We regard this lien law in favor of mechanics, however, as founded on a reasonable and natural classification. The statute creates no debt in favor of the mechanic, but gives *123the workman an additional remedy merely for its enforcement. It is founded upon natural justice, and rests on the principle that when a mechanic or materialman incorporates into the property of another his own labor or material he has himself a qualified property therein, which he is allowed to follow. The expenditure of his time and labor results in an accession to the property and enhances its value, and the statute which favors the workman or materialman makes a natural, appropriate, and reasonable classification.

. In State v. Hammer, 42 N. J. Law, 435, it is said: “But the true principle requires something more than a mere designation by such characteristics as serve to classify, for the characteristics which thus serve as the basis of classifications must be of such a nature as to make the object so designated as peculiarly requiring exclusive legislation. There must be a substantial distinction, having reference to the subject-matter of the proposed legislation, between the objects embraced in, and those excluded from, such legislation.”

The provisions of chapter 56, under which appellant organized, do not confer the powers authorized by its articles of incorporation and its by-laws. It may be that the act of 1882 (Gen. St., p, 773) does so in part. But conceding that the General Statutes and the act referred to, together with the provisions of our present general corporation law, do confer these powers, directly or indirectly, and that they are powers incident to corporations generally, we are fully convinced that no such powers are compatible with the aim and design of building and loan associations as in fact intended to be authorized by the Legislature. And, moreover, to the extent that such powers are conferred, the Legislature thereby destroyed' the distinc*124live marks which characterize building and loan associations. And when on this hybrid it attempted to confer special privileges, it went beyond its constitutional power.

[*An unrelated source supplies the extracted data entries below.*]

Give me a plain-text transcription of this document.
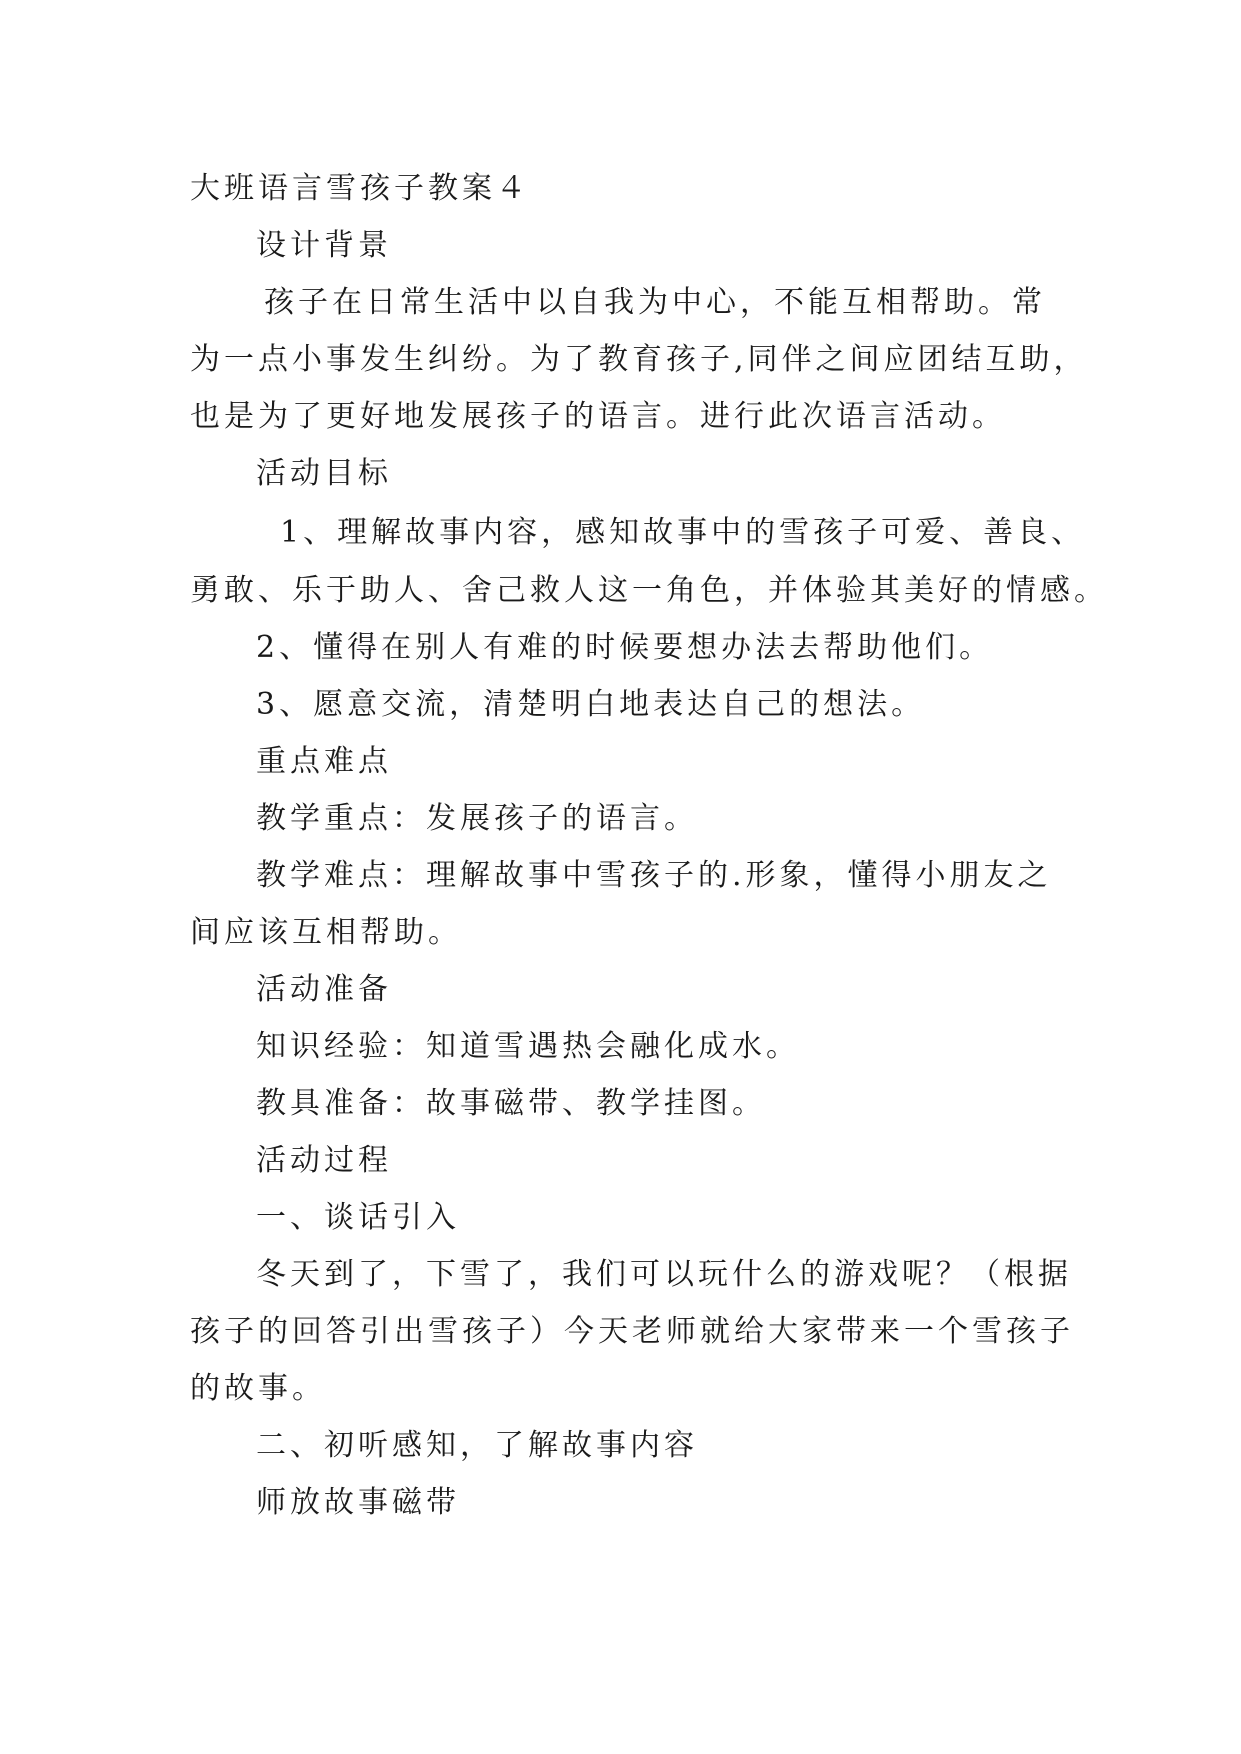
大班语言雪孩子教案４
设计背景
孩子在日常生活中以自我为中心，不能互相帮助。常
为一点小事发生纠纷。为了教育孩子,同伴之间应团结互助，
也是为了更好地发展孩子的语言。进行此次语言活动。
活动目标
1、理解故事内容，感知故事中的雪孩子可爱、善良、
勇敢、乐于助人、舍己救人这一角色，并体验其美好的情感。
2、懂得在别人有难的时候要想办法去帮助他们。
3、愿意交流，清楚明白地表达自己的想法。
重点难点
教学重点：发展孩子的语言。
教学难点：理解故事中雪孩子的.形象，懂得小朋友之
间应该互相帮助。
活动准备
知识经验：知道雪遇热会融化成水。
教具准备：故事磁带、教学挂图。
活动过程
一、谈话引入
冬天到了，下雪了，我们可以玩什么的游戏呢？（根据
孩子的回答引出雪孩子）今天老师就给大家带来一个雪孩子
的故事。
二、初听感知，了解故事内容
师放故事磁带
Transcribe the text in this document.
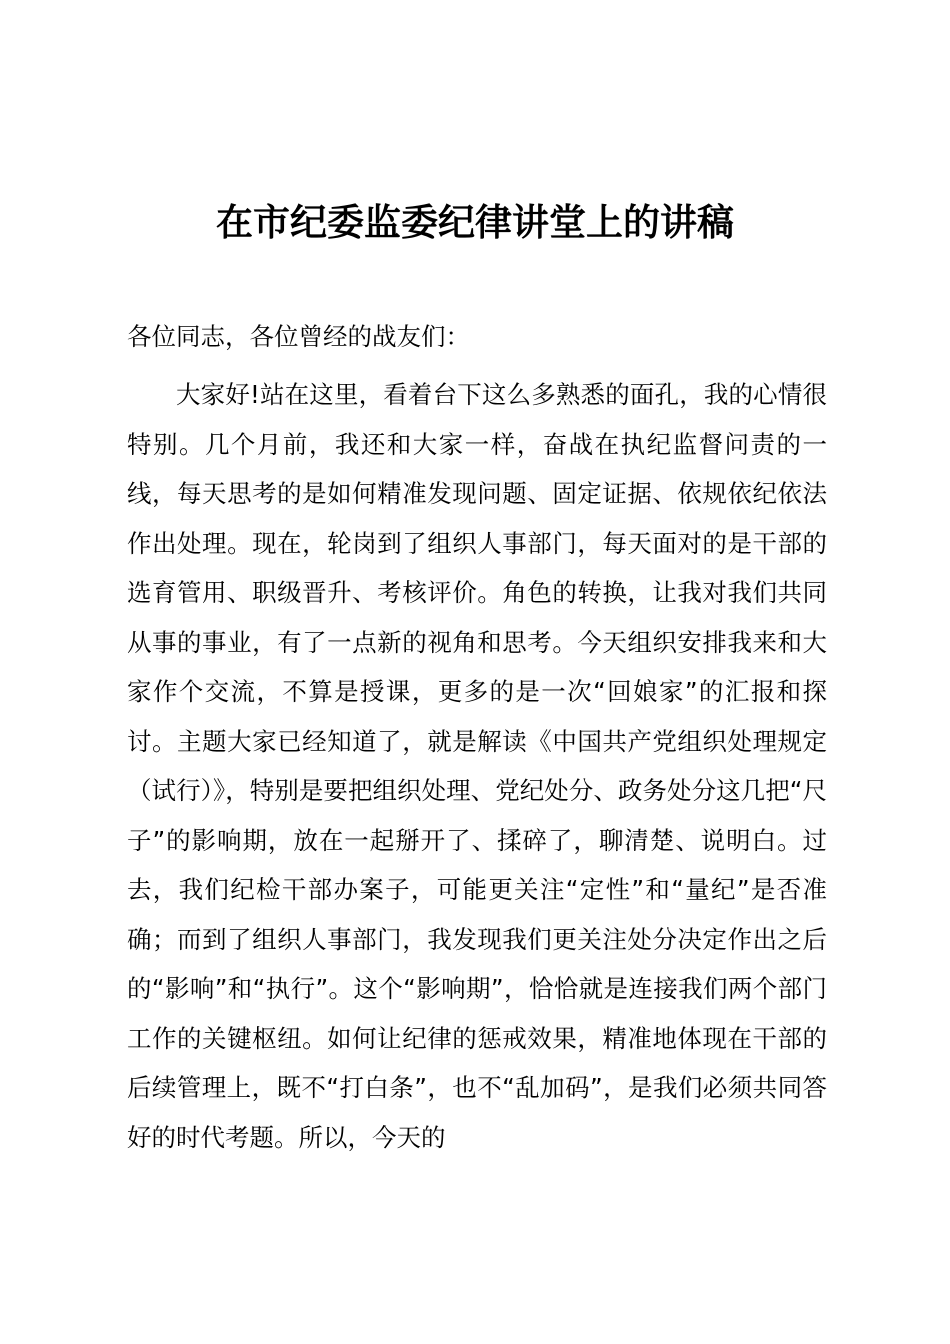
在市纪委监委纪律讲堂上的讲稿
各位同志，各位曾经的战友们：

大家好!站在这里，看着台下这么多熟悉的面孔，我的心情很特别。几个月前，我还和大家一样，奋战在执纪监督问责的一线，每天思考的是如何精准发现问题、固定证据、依规依纪依法作出处理。现在，轮岗到了组织人事部门，每天面对的是干部的选育管用、职级晋升、考核评价。角色的转换，让我对我们共同从事的事业，有了一点新的视角和思考。今天组织安排我来和大家作个交流，不算是授课，更多的是一次“回娘家”的汇报和探讨。主题大家已经知道了，就是解读《中国共产党组织处理规定（试行）》，特别是要把组织处理、党纪处分、政务处分这几把“尺子”的影响期，放在一起掰开了、揉碎了，聊清楚、说明白。过去，我们纪检干部办案子，可能更关注“定性”和“量纪”是否准确；而到了组织人事部门，我发现我们更关注处分决定作出之后的“影响”和“执行”。这个“影响期”，恰恰就是连接我们两个部门工作的关键枢纽。如何让纪律的惩戒效果，精准地体现在干部的后续管理上，既不“打白条”，也不“乱加码”，是我们必须共同答好的时代考题。所以，今天的
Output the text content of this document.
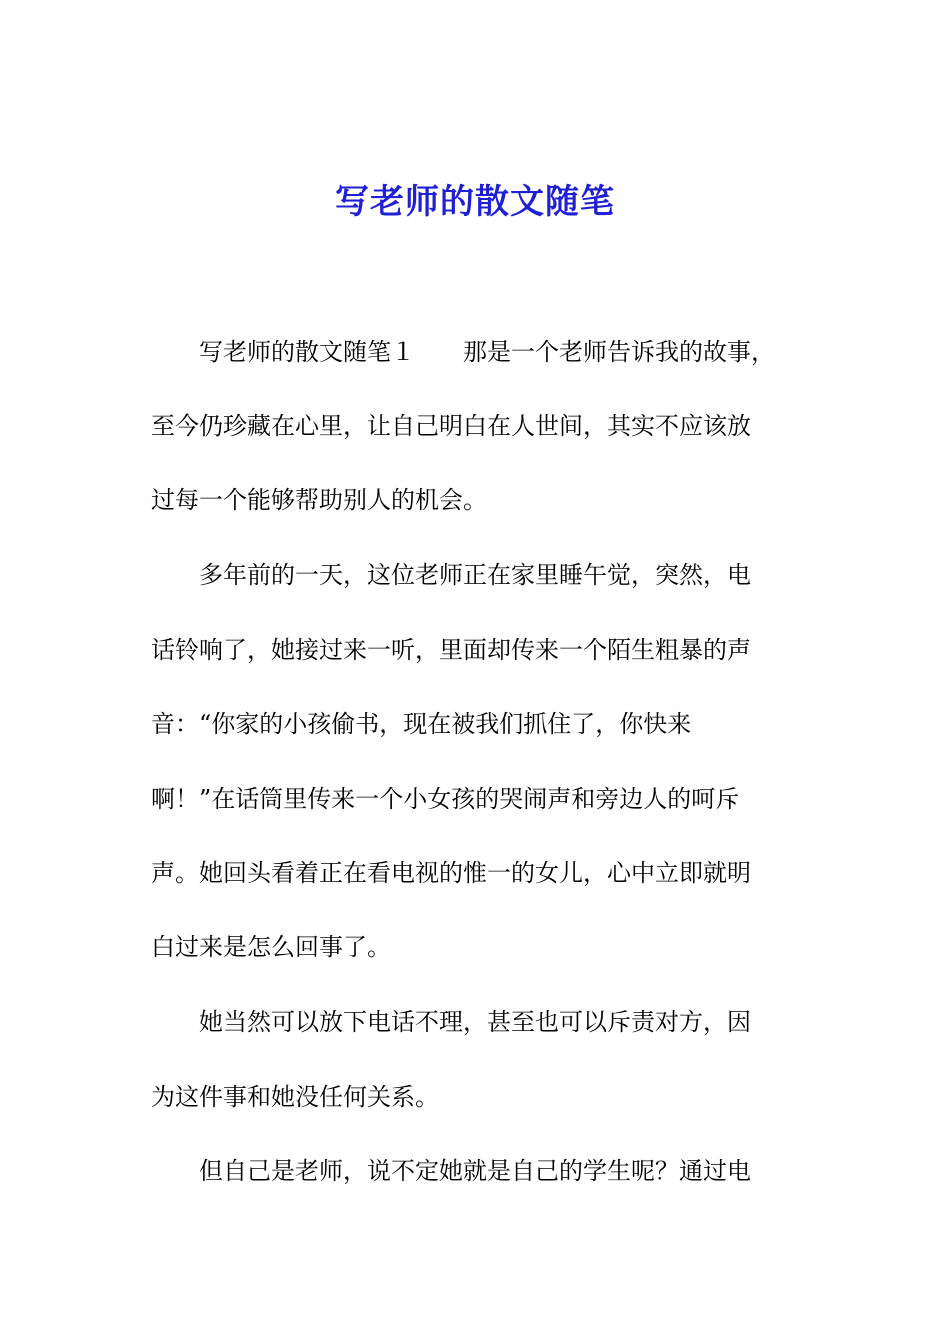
写老师的散文随笔
　　写老师的散文随笔１　　那是一个老师告诉我的故事，
至今仍珍藏在心里，让自己明白在人世间，其实不应该放
过每一个能够帮助别人的机会。
　　多年前的一天，这位老师正在家里睡午觉，突然，电
话铃响了，她接过来一听，里面却传来一个陌生粗暴的声
音：“你家的小孩偷书，现在被我们抓住了，你快来
啊！”在话筒里传来一个小女孩的哭闹声和旁边人的呵斥
声。她回头看着正在看电视的惟一的女儿，心中立即就明
白过来是怎么回事了。
　　她当然可以放下电话不理，甚至也可以斥责对方，因
为这件事和她没任何关系。
　　但自己是老师，说不定她就是自己的学生呢？通过电
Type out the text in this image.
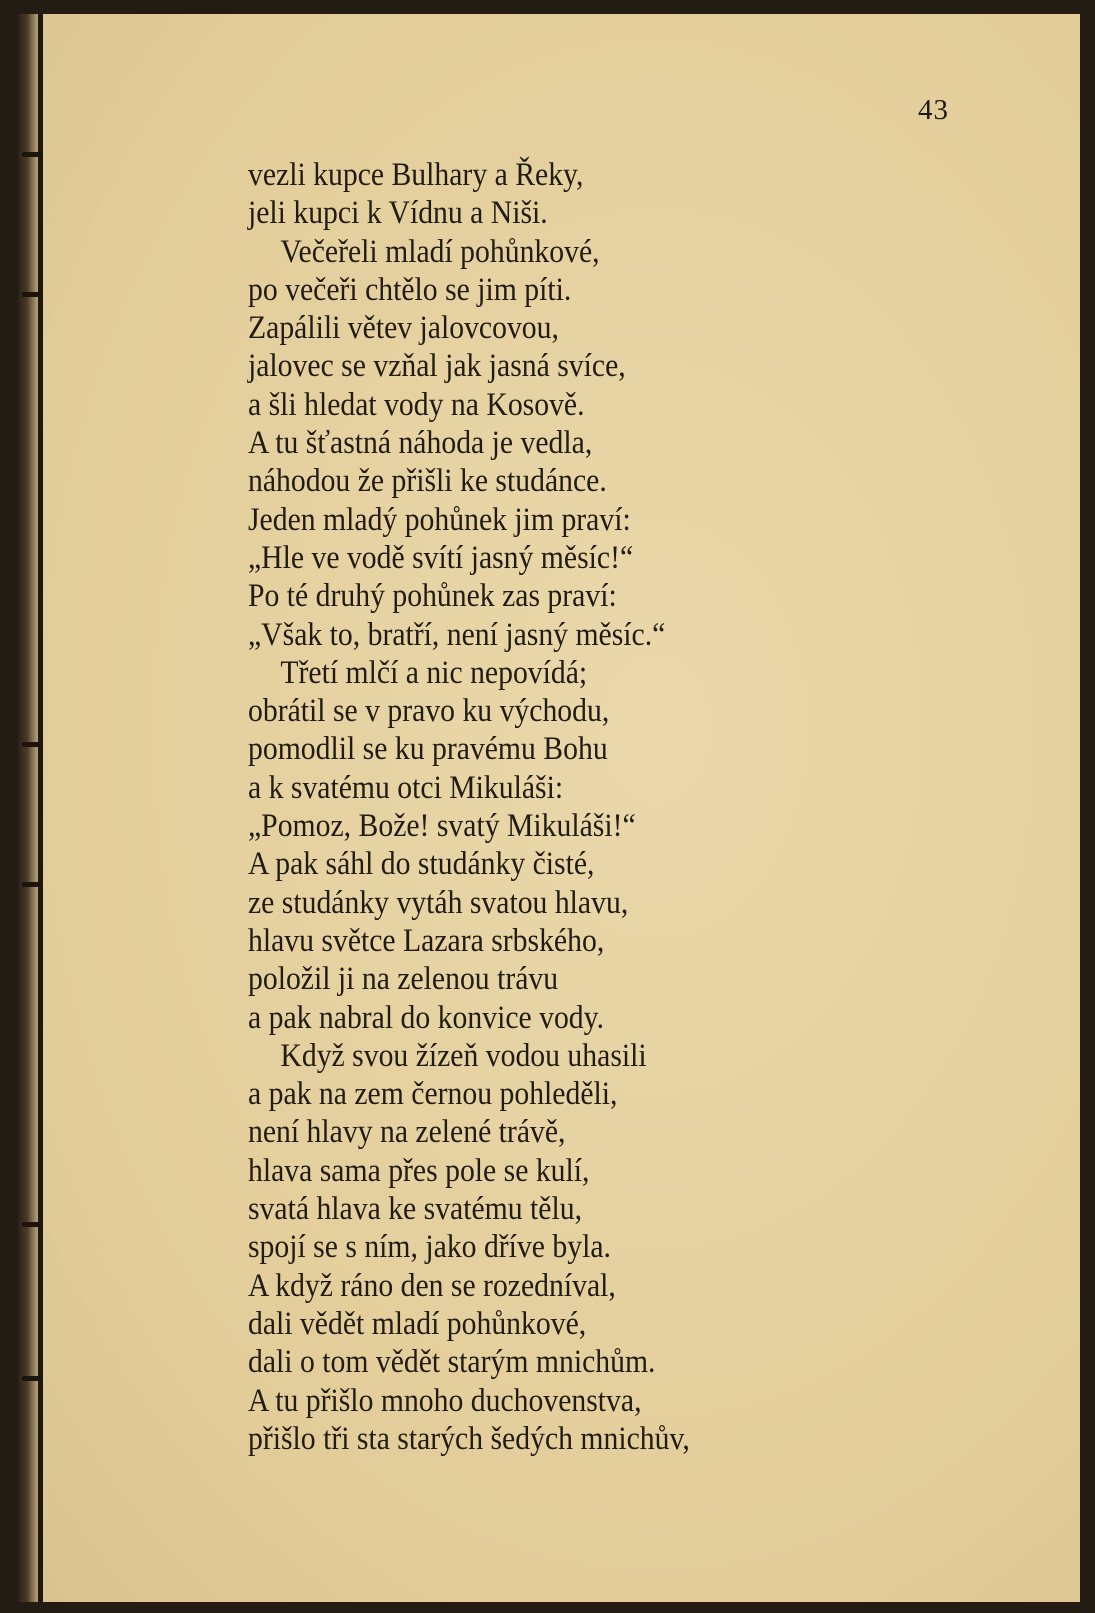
43
vezli kupce Bulhary a Řeky,
jeli kupci k Vídnu a Niši.
Večeřeli mladí pohůnkové,
po večeři chtělo se jim píti.
Zapálili větev jalovcovou,
jalovec se vzňal jak jasná svíce,
a šli hledat vody na Kosově.
A tu šťastná náhoda je vedla,
náhodou že přišli ke studánce.
Jeden mladý pohůnek jim praví:
„Hle ve vodě svítí jasný měsíc!“
Po té druhý pohůnek zas praví:
„Však to, bratří, není jasný měsíc.“
Třetí mlčí a nic nepovídá;
obrátil se v pravo ku východu,
pomodlil se ku pravému Bohu
a k svatému otci Mikuláši:
„Pomoz, Bože! svatý Mikuláši!“
A pak sáhl do studánky čisté,
ze studánky vytáh svatou hlavu,
hlavu světce Lazara srbského,
položil ji na zelenou trávu
a pak nabral do konvice vody.
Když svou žízeň vodou uhasili
a pak na zem černou pohleděli,
není hlavy na zelené trávě,
hlava sama přes pole se kulí,
svatá hlava ke svatému tělu,
spojí se s ním, jako dříve byla.
A když ráno den se rozedníval,
dali vědět mladí pohůnkové,
dali o tom vědět starým mnichům.
A tu přišlo mnoho duchovenstva,
přišlo tři sta starých šedých mnichův,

Ooming now to the additional question raised on this appeal, we find the appellant contends that under the former decisions of this court the borrower is chargeable with his proportionate share of the expenses of carrying on the business of the association whilst he was a member. When the concern has ceased to be a “going one,” and its affairs are being wound up, there is no sort of doubt that the borrower must share his pro rata part of the losses and expenses of winding up. When the concern is going, however, a different rule seems to apply. It may be that the same rule, theoretically, applies, but it seems to be assumed that the profits of the investment in the stock of a going concern are set off against the borrower’s share of the cost of maintaining the organization.

At any rate, whether this is the reason or not, the rule is that on being sued the borrower is chargeable with his loan and legal interest and fines, unless the latter are excessive and oppressive, and is credited with all payments, whether made as dues, premiums, or interest.

In this case it appears that the profits distributed on the borrower’s stock are within a.dollar or so of appellee’s share of the expense of the concern, as charged by appellant, up to the time appellee ceased to pay his dues, interest and premium. These profits are not credited to appellee in the judgment below, nor is he charged with the expense; and in this respect there can be no complaint by either party. But appellant seeks to continue the charge of ten cents per month on each share of stock held by appellee from the time he quit paying, viz., from October, 1896, until this suit was instituted.

We are inclined, however, to regard the date at which *125appellee quit as the starting point for a new principal, on which interest only is to be computed and added thereto, without further charge for expense. In effect, this failure to pay may be regarded as terminating the borrower’s connection with the company as a stockholder, and he thereafter obtains no benefits, and shoulders no burdens.

The judgment below conforms to these views, and is therefore affirmed.